A vastly entertaining martial-arts action picture, "Enter the Dragon" can infrequently get silly and a little unbelievable (watch Lee fly from the ground up to the top of a tree branch) but it is tongue-in-cheek without getting too goofy. At once humorous, graceful and full of some truly hypnotic fight sequences that seemingly last an eternity (Angela Mao as Lee's sister has a very intense fight sequence with dozens of fighters that lasts a good five minutes), this is the best of the ensemble martial-arts action pics, a precursor to Clouse's own "Force Five" and others of its ilk where the director hoped he would reignite that "Dragon" feel (Clouse never managed to make lightning strike twice). It is the catlike Bruce Lee, though, who shows what a charismatic fighter and electrifying screen presence he really was. We'll never know, after doing four action pics and the incomplete "Game of Death," where Bruce Lee's career would have taken him. "Enter the Dragon" is a great hint.

Monday, November 11, 2013

When Prince Struts

PURPLE RAIN (1984)
Reviewed by Jerry Saravia
"Purple Rain" is one of those movies I recall seeing but have little recollection of anything substantial.

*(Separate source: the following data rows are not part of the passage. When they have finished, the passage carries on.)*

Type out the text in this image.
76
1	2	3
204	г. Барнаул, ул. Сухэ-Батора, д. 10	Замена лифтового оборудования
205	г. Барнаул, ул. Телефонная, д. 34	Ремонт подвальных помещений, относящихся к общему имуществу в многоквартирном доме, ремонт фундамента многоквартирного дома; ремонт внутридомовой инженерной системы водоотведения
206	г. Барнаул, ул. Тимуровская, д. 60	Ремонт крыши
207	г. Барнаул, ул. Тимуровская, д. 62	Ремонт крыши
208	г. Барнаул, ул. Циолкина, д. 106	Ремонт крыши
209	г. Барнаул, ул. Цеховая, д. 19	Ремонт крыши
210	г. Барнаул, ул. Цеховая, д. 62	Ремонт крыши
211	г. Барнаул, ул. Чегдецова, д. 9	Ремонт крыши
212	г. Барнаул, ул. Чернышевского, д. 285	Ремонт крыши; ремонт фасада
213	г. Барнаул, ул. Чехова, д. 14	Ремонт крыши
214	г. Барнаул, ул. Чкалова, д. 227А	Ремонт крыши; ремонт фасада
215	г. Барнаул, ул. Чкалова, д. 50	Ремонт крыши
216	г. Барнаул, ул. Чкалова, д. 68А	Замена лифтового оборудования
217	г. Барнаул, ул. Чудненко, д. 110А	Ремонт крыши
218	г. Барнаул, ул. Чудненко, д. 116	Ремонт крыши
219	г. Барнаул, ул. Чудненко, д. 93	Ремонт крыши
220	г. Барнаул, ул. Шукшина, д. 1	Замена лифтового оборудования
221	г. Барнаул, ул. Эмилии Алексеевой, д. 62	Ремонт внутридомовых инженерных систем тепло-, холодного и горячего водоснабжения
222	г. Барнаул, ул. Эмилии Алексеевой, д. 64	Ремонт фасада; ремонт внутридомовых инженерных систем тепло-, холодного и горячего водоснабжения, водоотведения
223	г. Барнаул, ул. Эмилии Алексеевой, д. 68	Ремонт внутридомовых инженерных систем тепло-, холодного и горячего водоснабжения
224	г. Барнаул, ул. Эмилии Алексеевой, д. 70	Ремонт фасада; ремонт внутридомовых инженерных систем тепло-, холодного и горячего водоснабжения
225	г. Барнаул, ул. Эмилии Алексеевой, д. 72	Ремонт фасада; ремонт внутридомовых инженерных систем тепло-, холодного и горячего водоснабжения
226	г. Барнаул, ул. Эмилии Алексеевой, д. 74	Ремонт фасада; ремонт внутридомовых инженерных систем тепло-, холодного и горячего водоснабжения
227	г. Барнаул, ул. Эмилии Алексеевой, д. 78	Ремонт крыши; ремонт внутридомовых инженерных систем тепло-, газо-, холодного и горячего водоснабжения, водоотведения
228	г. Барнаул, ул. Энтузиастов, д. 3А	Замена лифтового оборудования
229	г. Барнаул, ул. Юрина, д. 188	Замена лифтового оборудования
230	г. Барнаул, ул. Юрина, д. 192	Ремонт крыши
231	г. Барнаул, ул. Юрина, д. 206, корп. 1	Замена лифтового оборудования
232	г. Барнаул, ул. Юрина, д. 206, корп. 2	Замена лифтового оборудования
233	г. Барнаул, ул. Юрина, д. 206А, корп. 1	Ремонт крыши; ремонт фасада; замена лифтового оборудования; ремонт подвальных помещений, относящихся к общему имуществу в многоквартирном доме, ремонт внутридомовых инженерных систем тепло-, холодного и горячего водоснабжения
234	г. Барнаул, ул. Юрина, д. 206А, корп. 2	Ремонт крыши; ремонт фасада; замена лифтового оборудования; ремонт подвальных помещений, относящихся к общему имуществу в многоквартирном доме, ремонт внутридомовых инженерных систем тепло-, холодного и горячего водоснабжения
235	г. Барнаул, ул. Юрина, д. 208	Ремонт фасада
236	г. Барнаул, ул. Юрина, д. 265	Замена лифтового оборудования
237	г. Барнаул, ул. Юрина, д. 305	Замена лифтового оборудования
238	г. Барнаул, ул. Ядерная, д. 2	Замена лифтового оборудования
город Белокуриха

I know I saw it on cable back in the 1980's and recall the scenes by the lake with the strutting Prince and the curvaceous Apollonia taking her clothes off. I also remember the concert sequences, the song "When Doves Cry" played as an MTV video (an excerpt I can recall was played on the TV special "Sneak Previews" back when Jeffrey Lyons and Neal Gabler were the critics), and Morris Day dumping a woman literally in a trash bin. Seeing the movie again recently, I can say it is flashy and watchable but also listless and uninvolving. The music sounds great but there is nothing else to groove to.

Prince is the Kid, a rising musician in Minneapolis who plays at a local club. His songs of late have disappointed the regular club customers, mostly because he is playing to himself. The club owner tells Kid not to be like his father, another musician who failed to harness his talent. The group that really plays to the crowd is the Time with Morris Day (playing himself) as the playboyish, strutting, preening lead singer. His song "Jungle Love" is electrifying, exciting and sexual, as well as other pop songs he plays to the crowd. The Kid does not cater to the crowds the same way - he is too concerned with his own traumas to care. The Kid doesn't just have his own ego-inflating persona to deal with - he also has an abusive, emotionally shattered father who beats up his white mother. But there is some measure of hope when the Kid meets Apollonia, a nineteen-year-old singer with huge aspirations. They start having an affair and when the Kid makes her undress and beats her, we see him imitating his father. By the end of the film, things will go back to normal.

"Purple Rain" has its best moments dealing with the Kid's band, especially the two backup singers, Wendy and Lisa (playing essentially themselves). Wendy often writes her own songs and wants Kid to hear them and play them live. Kid merely mocks them with a hand puppet. I also enjoyed Morris Day's interludes with his assistant as they look for sexy dancers in their act. Clarence Williams III scores a realistic, tough performance as Kid's long-suffering father who keeps unperformed lyrics in the basement of their house. Beyond that, "Purple Rain" is empty and lackluster in the dramatic department. Prince may have presence on stage but in close-up, he looks like a weeping Liberace with big eyes and bright outfits. There is no real energy in his performance - he merely stares stupefyingly into empty space. Apollonia is barely given much to do outside of singing and appearing like a sexual creature in lingerie and black outfits.

The musical stage acts are well-choreographed and titillating - they keep your eyes and ears glued to the screen. Most of the movie is an MTV video and, on that level, it has a kinetic charm that is hypnotic. I still say that Morris Day should have had the lead role - he is more alive than anyone else in the entire movie.